According to the Mississippi State Department of Health, as of Monday, Baptist had 181 staffed hospital beds with 52 available beds. Only 19 were being used by patients with COVID-19.
The hospital has 24 ICU beds. On Monday, five patients with COVID-19 were in ICU and seven beds were empty in the ICU.
Since Oct. 4, the number of patients in the hospital with the virus has averaged around 20, with 21 being the most on Oct. 4 to the fewest at 14 on Oct. 11.
On Tuesday, Oxford Emergency Management Coordinator Jimmy Allgood said active cases in Lafayette County have started to “slowly decline.”
“We were in the 100’s two weeks ago, and as of today, we have 86 active cases,” he said. “Wearing masks and taking (social distancing) precautions have paid off.”
On Monday, Mississippi Gov. Tate Reeves announced a new mask mandate for nine counties – Chickasaw, Claiborne, DeSoto, Forrest, Itawamba, Jackson, Lamar, Lee and Neshoba.
The mandate comes after numbers released Monday showed six major hospitals in many of those counties had no available ICU capacity.
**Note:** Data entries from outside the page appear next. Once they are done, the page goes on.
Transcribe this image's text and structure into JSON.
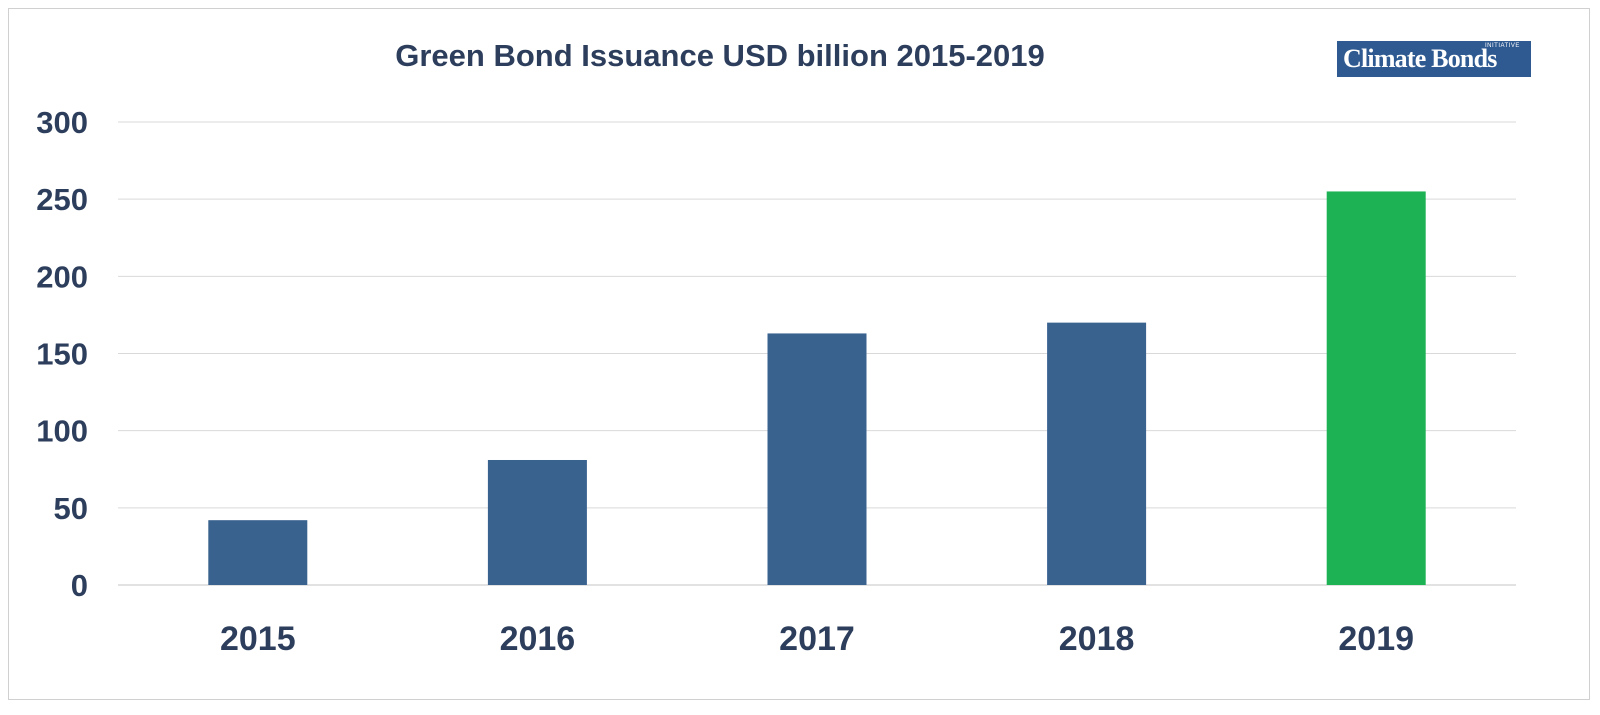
{
  "chart_data": {
    "type": "bar",
    "title": "Green Bond Issuance USD billion 2015-2019",
    "categories": [
      "2015",
      "2016",
      "2017",
      "2018",
      "2019"
    ],
    "values": [
      42,
      81,
      163,
      170,
      255
    ],
    "bar_colors": [
      "#3a628f",
      "#3a628f",
      "#3a628f",
      "#3a628f",
      "#1db254"
    ],
    "xlabel": "",
    "ylabel": "",
    "ylim": [
      0,
      300
    ],
    "yticks": [
      0,
      50,
      100,
      150,
      200,
      250,
      300
    ],
    "grid": true,
    "legend": "none"
  },
  "logo": {
    "text": "Climate Bonds",
    "small_text": "INITIATIVE",
    "color": "#2f5a91"
  },
  "colors": {
    "text": "#2c3e5c",
    "grid": "#d9d9d9"
  }
}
Mayor Robyn Tannehill said she has been asked by citizens that since Oxford seems to be doing “OK”, why is there still a mask mandate?
“There is a reason why Lafayette County doesn’t look like some of the counties around us,” she said. “We’ve kept in a plan in place since April, and it’s paid off. The inconvenience of wearing a mask has allowed us to keep our businesses open.”